3D-printed sodium alginate/carbon nanotube/graphene porous scaffolds crosslinked with Ca2+ for high-performance electromagnetic shielding and Joule heating

High-performance green functional materials have garnered significant interest for electromagnetic interference (EMI) shielding applications, but creating customized, low-density, high-strength and high-efficiency biomass-based shielding materials remains challenging. In this study, lightweight Ca²⁺ doped sodium alginate (SA) porous scaffolds with a carbon nanotube (CNT)/graphene (Gr) hybrid conductive network were fabricated via direct ink writing (DIW) 3D printing. The SA/CNT/Gr inks with unique rheological properties were formulated and architectures with arbitrarily customized structures could be freely constructed based on the printable inks.

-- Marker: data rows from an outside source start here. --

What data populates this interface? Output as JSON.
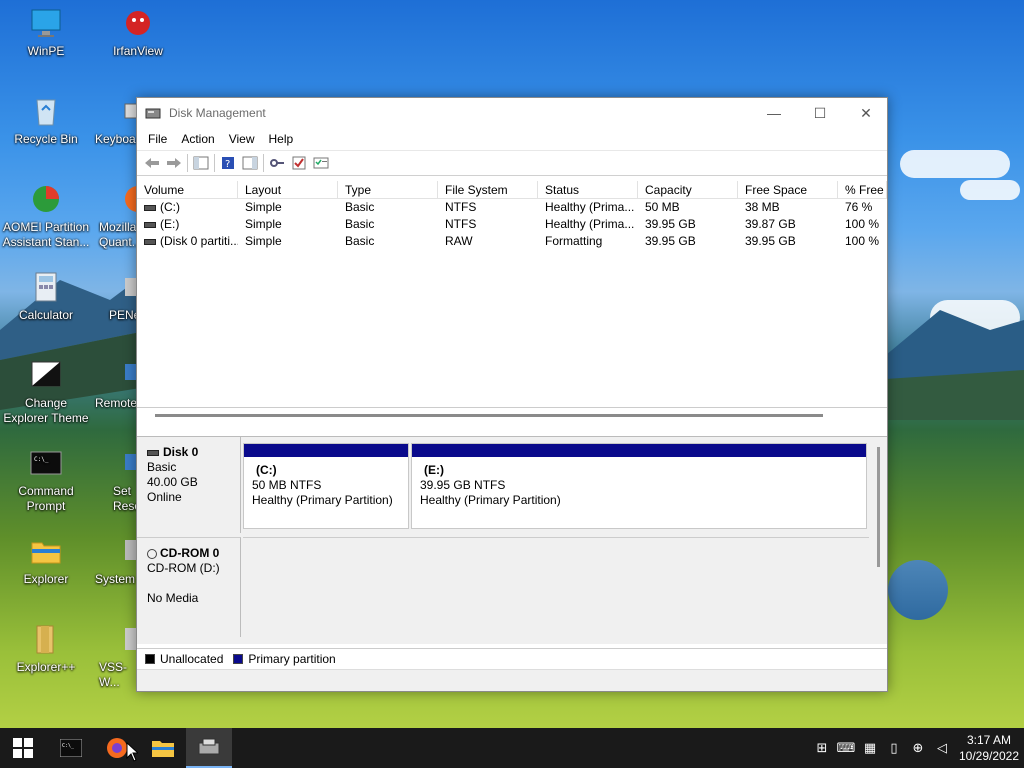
{
  "desktop": {
    "icons": [
      {
        "label": "WinPE"
      },
      {
        "label": "IrfanView"
      },
      {
        "label": "Recycle Bin"
      },
      {
        "label": "Keyboa..."
      },
      {
        "label": "AOMEI Partition Assistant Stan..."
      },
      {
        "label": "Mozilla Quant..."
      },
      {
        "label": "Calculator"
      },
      {
        "label": "PENe..."
      },
      {
        "label": "Change Explorer Theme"
      },
      {
        "label": "Remote"
      },
      {
        "label": "Command Prompt"
      },
      {
        "label": "Set Reso..."
      },
      {
        "label": "Explorer"
      },
      {
        "label": "System"
      },
      {
        "label": "Explorer++"
      },
      {
        "label": "VSS-W..."
      }
    ]
  },
  "window": {
    "title": "Disk Management",
    "controls": {
      "minimize": "—",
      "maximize": "☐",
      "close": "✕"
    },
    "menu": [
      "File",
      "Action",
      "View",
      "Help"
    ],
    "columns": [
      "Volume",
      "Layout",
      "Type",
      "File System",
      "Status",
      "Capacity",
      "Free Space",
      "% Free"
    ],
    "rows": [
      {
        "volume": "(C:)",
        "layout": "Simple",
        "type": "Basic",
        "fs": "NTFS",
        "status": "Healthy (Prima...",
        "capacity": "50 MB",
        "free": "38 MB",
        "pct": "76 %"
      },
      {
        "volume": "(E:)",
        "layout": "Simple",
        "type": "Basic",
        "fs": "NTFS",
        "status": "Healthy (Prima...",
        "capacity": "39.95 GB",
        "free": "39.87 GB",
        "pct": "100 %"
      },
      {
        "volume": "(Disk 0 partiti...",
        "layout": "Simple",
        "type": "Basic",
        "fs": "RAW",
        "status": "Formatting",
        "capacity": "39.95 GB",
        "free": "39.95 GB",
        "pct": "100 %"
      }
    ],
    "disk0": {
      "name": "Disk 0",
      "type": "Basic",
      "size": "40.00 GB",
      "state": "Online",
      "partitions": [
        {
          "name": "(C:)",
          "size": "50 MB NTFS",
          "status": "Healthy (Primary Partition)"
        },
        {
          "name": "(E:)",
          "size": "39.95 GB NTFS",
          "status": "Healthy (Primary Partition)"
        }
      ]
    },
    "cdrom": {
      "name": "CD-ROM 0",
      "type": "CD-ROM (D:)",
      "media": "No Media"
    },
    "legend": [
      {
        "label": "Unallocated",
        "color": "#000000"
      },
      {
        "label": "Primary partition",
        "color": "#0a0a8c"
      }
    ]
  },
  "taskbar": {
    "time": "3:17 AM",
    "date": "10/29/2022"
  }
}
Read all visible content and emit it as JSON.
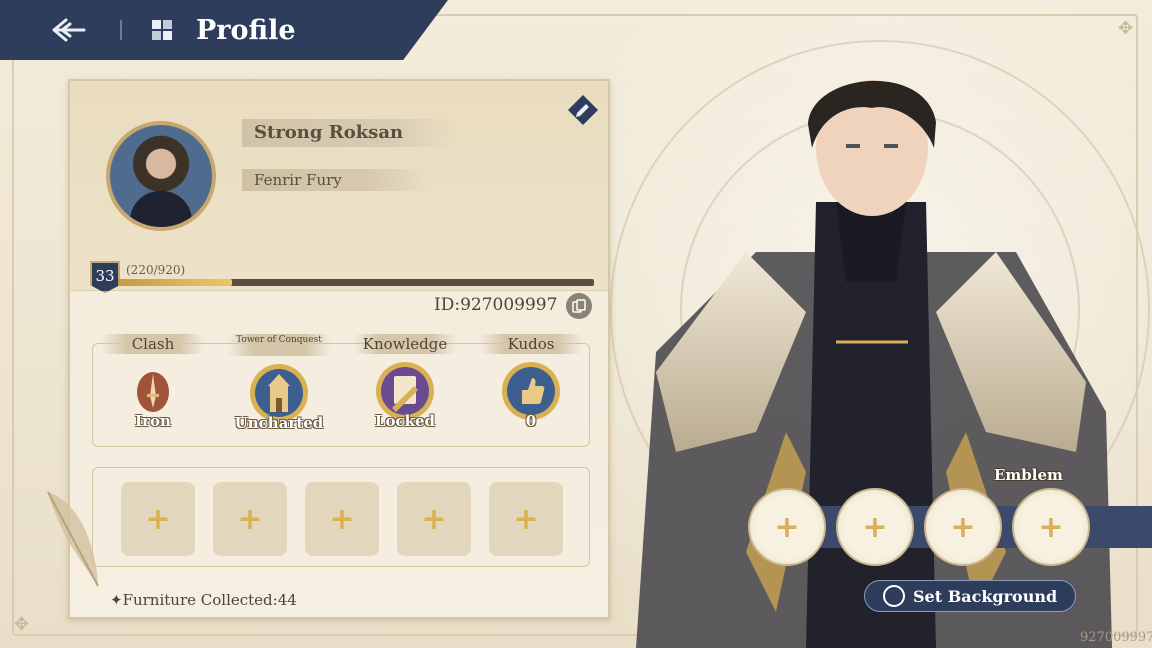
{
  "header": {
    "title": "Profile"
  },
  "profile": {
    "name": "Strong Roksan",
    "title": "Fenrir Fury",
    "level": "33",
    "exp_text": "(220/920)",
    "exp_progress": 0.239,
    "uid": "ID:927009997"
  },
  "stats": [
    {
      "label": "Clash",
      "value": "Iron",
      "icon": "sword-icon",
      "color": "#a0543a"
    },
    {
      "label": "Tower of Conquest",
      "value": "Uncharted",
      "icon": "tower-icon",
      "color": "#3d5f8f"
    },
    {
      "label": "Knowledge",
      "value": "Locked",
      "icon": "scroll-quill-icon",
      "color": "#6b4b8f"
    },
    {
      "label": "Kudos",
      "value": "0",
      "icon": "thumbs-up-icon",
      "color": "#3d5f8f"
    }
  ],
  "furniture": {
    "text": "✦Furniture Collected:44"
  },
  "emblem": {
    "label": "Emblem"
  },
  "buttons": {
    "set_background": "Set Background"
  },
  "corner_uid": "927009997",
  "colors": {
    "header_navy": "#2f3d5c",
    "gold": "#d9b153",
    "parchment": "#efe6d2"
  }
}
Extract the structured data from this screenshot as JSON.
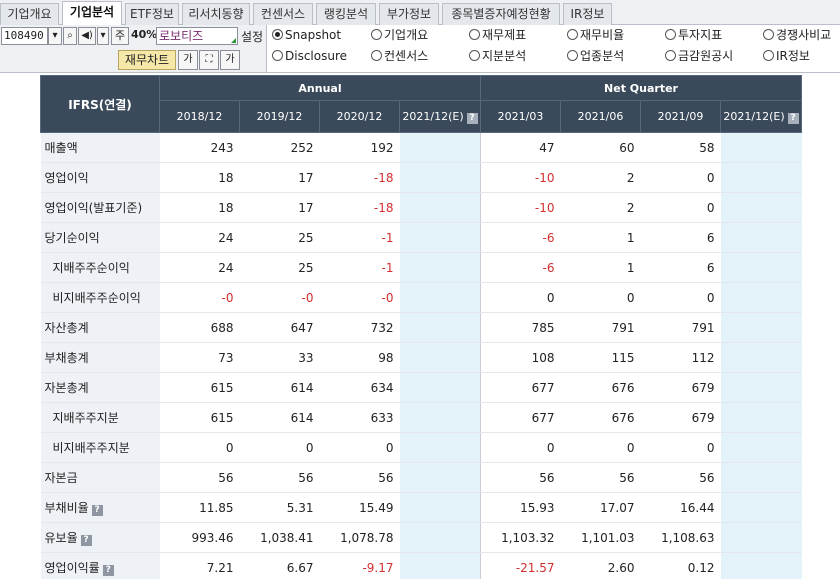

The incorporation of Ca²⁺ facilitated the construction of hierarchical crosslinking networks, which imparted the SA/CNT/Gr/Ca²⁺ porous scaffolds with improved compressive strength (a 136 % increase), excellent chemical stability (maintaining integrity in both acidic and alkaline environments for up to 30 days) and enhanced electrical conductivity (131.3 S/m). Benefiting from their porous structure and robust conductive network, the porous scaffolds achieved an admirable EMI shielding effectiveness (SE) of 54.8 dB and a high specific shielding effectiveness (SSE) of 322.35 dB·cm³·g⁻¹ in the X-band. Furthermore, the porous scaffolds also exhibited distinctive Joule heating performance, and their surface steady-state temperature reached 124.6 °C under a low applied voltage (≤ 3 V), indicating great potential for thermal management in integrated systems.